There is some useful discussion here: https://stackoverflow.com/questions/42041606/under-what-circumstances-can-getnameinfo-return-eai-again
@travisbell are you able to show me the contents of
/etc/nsswitch.conf
?
cat /etc/nsswitch.conf
# /etc/nsswitch.conf
#
# Example configuration of GNU Name Service Switch functionality.
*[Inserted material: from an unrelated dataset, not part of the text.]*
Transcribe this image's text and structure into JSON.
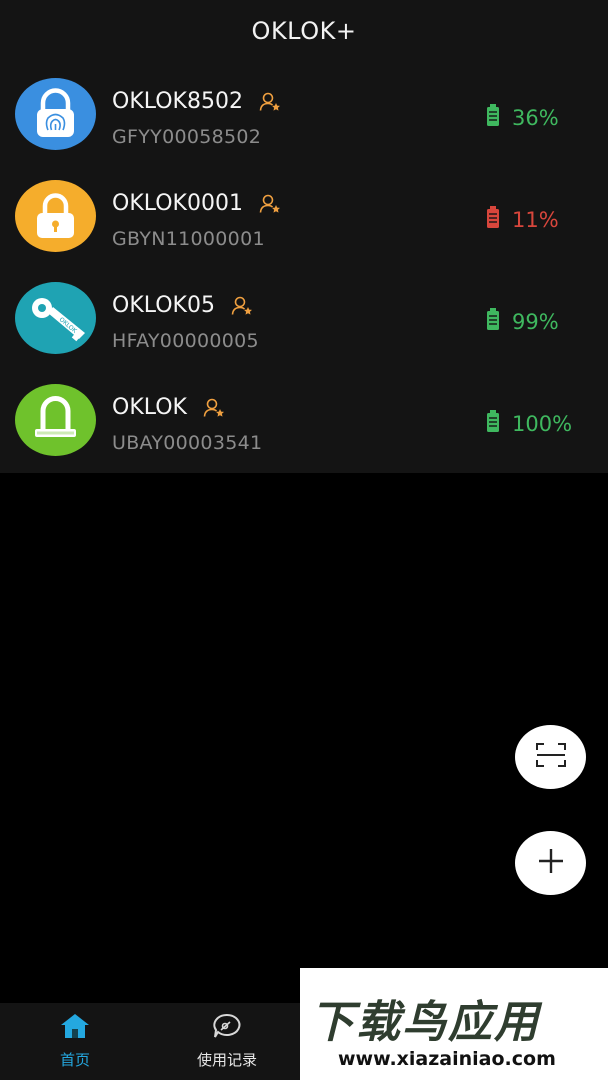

# If you have the `glibc-doc-reference' and `info' packages installed, try:
# `info libc "Name Service Switch"' for information about this file.
passwd: files
group: files
shadow: files
gshadow: files
hosts: files dns
networks: files
protocols: db files
services: db files
ethers: db files
rpc: db files
netgroup: nis
Seems fairly stock, I think?
Thanks for the incredible debugging! FYI--I had to roll back Ruby 3.3, which means I also rolled back Falcon on this service for now (it's just how our builds are setup). Just an FYI, I didn't roll it back because of this issue, I was hit by this memory leak so I'm waiting for the back port and 3.3.1 release to give this all another go.
Hmm, it looks really normal. I wonder if the memory leak could potentially cause the name resolution to fail.
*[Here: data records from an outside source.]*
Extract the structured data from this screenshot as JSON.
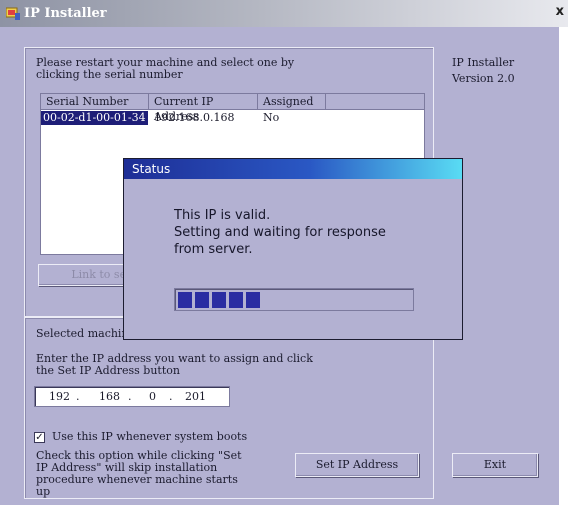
{
  "window": {
    "title": "IP Installer",
    "close_glyph": "x"
  },
  "about": {
    "name": "IP Installer",
    "version": "Version 2.0"
  },
  "instructions": "Please restart your machine and select one by clicking the serial number",
  "list": {
    "columns": [
      "Serial Number",
      "Current IP Address",
      "Assigned"
    ],
    "rows": [
      {
        "serial": "00-02-d1-00-01-34",
        "ip": "192.168.0.168",
        "assigned": "No"
      }
    ]
  },
  "link_button_label": "Link to selected device",
  "selected_machine_label": "Selected machine",
  "ip_instructions": "Enter the IP address you want to assign and click the Set IP Address button",
  "ip_address": {
    "octets": [
      "192",
      "168",
      "0",
      "201"
    ]
  },
  "use_ip_checkbox": {
    "label": "Use this IP whenever system boots",
    "checked": true,
    "glyph": "✓"
  },
  "check_note": "Check this option while clicking \"Set IP Address\" will skip installation procedure whenever machine starts up",
  "set_ip_button": "Set IP Address",
  "exit_button": "Exit",
  "status_dialog": {
    "title": "Status",
    "message_line1": "This IP is valid.",
    "message_line2": "Setting and waiting for response",
    "message_line3": "from server.",
    "progress_blocks_filled": 5,
    "progress_fraction": 0.36
  },
  "colors": {
    "dialog_face": "#b3b1d2",
    "progress_fill": "#2a2ca2",
    "selection": "#1e1e78"
  },
  "icons": [
    "app-icon",
    "close-icon",
    "checkmark-icon"
  ]
}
Thanks for trying it all out and giving feedback, that can be a lot of work, so it's really appreciated.
I'll investigate more on my end.
Do you mind giving some details about the host environment? Are you running on some kind of instance? Can you give details of the hardware?
I believe this is a bug in Ruby v3.3.0: https://bugs.ruby-lang.org/issues/20172
As such, there is nothing we can do but wait for Ruby v3.3.1 to be released with the fix.
No kidding, another 3.3.0 bug? Ok, well that makes it easy then!
Thanks again @ioquatix for all the debugging you did to figure this one out. 🙌🏼
Maybe you can report back if you try 3.3.1 so we can confirm it's sorted, but I guess in this case no news is good news :)
Hey Samuel,
I migrated one of our production apps to Falcon and started seeing this error pop up every few seconds (it's under moderate load):
This is Ruby 3.3 in Ubuntu 20.04.
It doesn't always throw it, it's like 1/100 requests or something. Any idea why the rack adapter would be throwing this from time to time? The DNS resolver we use in prod is an internal DNS address, local to our network within AWS.
Never seen this before until switching to Falcon.